Risk in the mortgage market has likely more than doubled since 2019, according to new research by the Canada Mortgage and Housing Corporation.
In a report released Wednesday, the Crown corporation largely attributes the spike in risk to the Bank of Canada’s interest rate hikes beginning in 2022.
Increasing the amortization schedule from 30 years to 40 would also likely have little effect on reducing the mortgage market risk, the CMHC says.
“Under current interest rate conditions, more mortgage holders find themselves in precarious financial situations; the financial buffer they were able to build up during the pandemic has been exhausted,” the report explains.
The findings are part of the CMHC’s 2024 spring Residential Mortgage Industry Report.

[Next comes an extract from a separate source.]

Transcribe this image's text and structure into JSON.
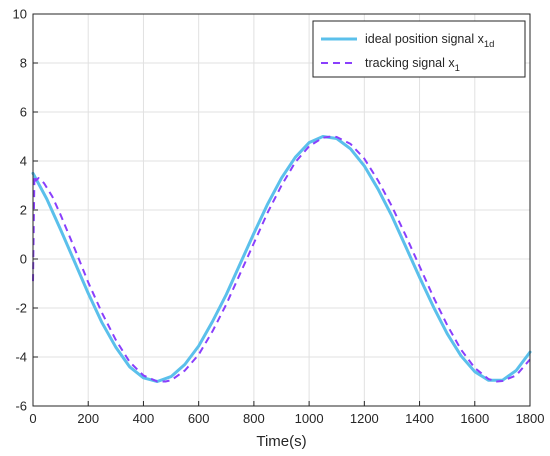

The corporation used data on households’ financial positions from a 2019 survey to estimate what percentage of homeowners with mortgages would not be able to pay for both essential life expenses and new mortgage payments upon renewal given the current interest rates.
It found that, in a simulated situation with current mortgage rates and 2019 unemployment rates, more than eight per cent of homeowners would not be able to sustain their mortgage payments and afford basic life necessities.
This finding is contrasted with its baseline scenario, where it says four per cent of homeowners would not be able to make both payments with 2019 unemployment rates and mortgage rates.
Comparing the two shows that the risks to homeowners’ ability to financially keep up with necessary expenses and mortgage payments have doubled.
The report adds that raising the amortization schedule from 30 to 40 years would only reduce monthly mortgage payments by five per cent.